I didn't mix classical with quantum. I use classical only.

 

[Nugatory]

I didn't mix classical with quantum. I use classical only.

You're talking about charged particles moving within a solid. That is quantum, not classical.

There is a classical model, valid with its domain of applicability, in which the charge behaves like a continuous fluid... but in that model there are no electrons and ions.

 

[feynman1]

There is a classical model, valid with its domain of applicability, in which the charge behaves like a continuous fluid... but in that model there are no electrons and ions.

Why is there no ions or electrons? Electrons flow in such a fluid and collide with ions?

 

[Nugatory]

Why is there no ions or electrons? Electrons flow in such a fluid and collide with ions?

Of course electrons and ions are physically present, but the relevant classical theory treats the charge distribution as continuous so there are no electrons and ions in the classical description.

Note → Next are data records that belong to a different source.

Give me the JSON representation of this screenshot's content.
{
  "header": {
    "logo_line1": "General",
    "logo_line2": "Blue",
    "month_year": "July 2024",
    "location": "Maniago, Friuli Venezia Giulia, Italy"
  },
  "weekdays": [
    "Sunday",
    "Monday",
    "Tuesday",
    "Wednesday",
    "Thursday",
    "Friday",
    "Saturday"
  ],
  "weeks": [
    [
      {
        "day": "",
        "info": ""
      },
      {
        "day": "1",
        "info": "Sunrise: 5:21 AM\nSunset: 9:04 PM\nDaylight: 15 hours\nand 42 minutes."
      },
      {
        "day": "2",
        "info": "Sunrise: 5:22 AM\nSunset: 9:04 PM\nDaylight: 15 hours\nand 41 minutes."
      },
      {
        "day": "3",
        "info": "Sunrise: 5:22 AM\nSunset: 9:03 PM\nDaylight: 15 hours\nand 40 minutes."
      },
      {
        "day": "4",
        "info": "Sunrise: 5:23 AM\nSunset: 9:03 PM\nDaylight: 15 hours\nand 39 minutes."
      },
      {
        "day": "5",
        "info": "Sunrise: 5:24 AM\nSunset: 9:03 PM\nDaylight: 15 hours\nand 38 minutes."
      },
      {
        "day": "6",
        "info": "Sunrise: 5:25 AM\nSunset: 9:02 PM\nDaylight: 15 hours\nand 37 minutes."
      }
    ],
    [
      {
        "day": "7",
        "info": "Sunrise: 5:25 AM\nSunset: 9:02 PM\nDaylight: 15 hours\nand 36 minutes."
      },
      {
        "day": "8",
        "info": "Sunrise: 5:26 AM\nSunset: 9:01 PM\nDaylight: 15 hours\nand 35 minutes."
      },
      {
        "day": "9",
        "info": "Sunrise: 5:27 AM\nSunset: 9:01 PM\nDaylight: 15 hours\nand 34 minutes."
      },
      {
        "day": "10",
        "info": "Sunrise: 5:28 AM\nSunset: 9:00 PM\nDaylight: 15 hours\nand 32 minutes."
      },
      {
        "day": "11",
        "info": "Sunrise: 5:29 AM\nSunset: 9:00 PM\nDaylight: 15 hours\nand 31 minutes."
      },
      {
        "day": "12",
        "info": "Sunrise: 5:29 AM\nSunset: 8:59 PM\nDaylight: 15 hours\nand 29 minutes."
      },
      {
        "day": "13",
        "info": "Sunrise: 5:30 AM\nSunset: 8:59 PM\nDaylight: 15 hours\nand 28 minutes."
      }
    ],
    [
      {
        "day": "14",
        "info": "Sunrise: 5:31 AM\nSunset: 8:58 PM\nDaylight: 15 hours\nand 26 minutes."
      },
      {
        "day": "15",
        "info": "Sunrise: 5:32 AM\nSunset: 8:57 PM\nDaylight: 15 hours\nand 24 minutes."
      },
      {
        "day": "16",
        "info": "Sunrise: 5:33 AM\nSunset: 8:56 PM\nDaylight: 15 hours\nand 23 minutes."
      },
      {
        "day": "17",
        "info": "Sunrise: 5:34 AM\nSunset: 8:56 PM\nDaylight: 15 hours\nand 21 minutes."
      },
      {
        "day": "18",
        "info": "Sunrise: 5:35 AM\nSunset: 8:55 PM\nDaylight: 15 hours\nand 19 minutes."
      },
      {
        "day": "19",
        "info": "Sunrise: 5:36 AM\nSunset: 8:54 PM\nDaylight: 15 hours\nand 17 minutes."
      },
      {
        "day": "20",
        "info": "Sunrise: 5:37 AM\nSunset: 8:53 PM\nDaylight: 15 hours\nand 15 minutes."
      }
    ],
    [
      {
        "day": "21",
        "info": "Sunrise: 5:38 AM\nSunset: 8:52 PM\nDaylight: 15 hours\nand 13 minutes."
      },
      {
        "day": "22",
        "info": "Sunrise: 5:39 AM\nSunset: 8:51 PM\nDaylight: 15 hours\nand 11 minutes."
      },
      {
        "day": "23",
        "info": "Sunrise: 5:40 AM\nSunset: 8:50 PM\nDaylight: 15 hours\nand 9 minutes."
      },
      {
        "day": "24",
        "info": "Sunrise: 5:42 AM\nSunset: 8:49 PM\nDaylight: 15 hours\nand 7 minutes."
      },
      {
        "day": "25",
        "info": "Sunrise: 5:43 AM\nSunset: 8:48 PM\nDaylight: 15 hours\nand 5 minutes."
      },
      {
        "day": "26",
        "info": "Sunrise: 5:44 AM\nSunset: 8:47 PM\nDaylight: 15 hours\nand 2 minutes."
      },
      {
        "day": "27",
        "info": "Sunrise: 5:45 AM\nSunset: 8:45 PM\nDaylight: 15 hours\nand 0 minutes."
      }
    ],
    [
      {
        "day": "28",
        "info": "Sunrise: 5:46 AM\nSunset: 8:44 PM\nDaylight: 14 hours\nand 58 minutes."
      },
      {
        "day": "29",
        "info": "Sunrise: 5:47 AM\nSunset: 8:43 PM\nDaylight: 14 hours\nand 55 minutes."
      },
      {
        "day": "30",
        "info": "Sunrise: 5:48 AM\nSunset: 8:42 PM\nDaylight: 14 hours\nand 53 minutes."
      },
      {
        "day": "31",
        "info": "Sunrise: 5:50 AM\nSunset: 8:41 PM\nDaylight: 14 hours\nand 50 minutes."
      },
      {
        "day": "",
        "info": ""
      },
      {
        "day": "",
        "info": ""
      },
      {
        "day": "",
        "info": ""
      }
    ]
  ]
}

The charge distribution is a fluid in this theory, insted of a collection of charged particles.

Any attempt to describe the behavior of the charge distribution in terms of the motion of point particles gets us into quantum mechanics.

 

[feynman1]

Of course electrons and ions are physically present, but the relevant classical theory treats the charge distribution as continuous so there are no electrons and ions in the classical description. The charge distribution is a fluid in this theory, insted of a collection of charged particles.

Did this fluid theory mention what happens when such a fluid (electrons) hits the metal boundary? Will the fluid immediately lose its velocity?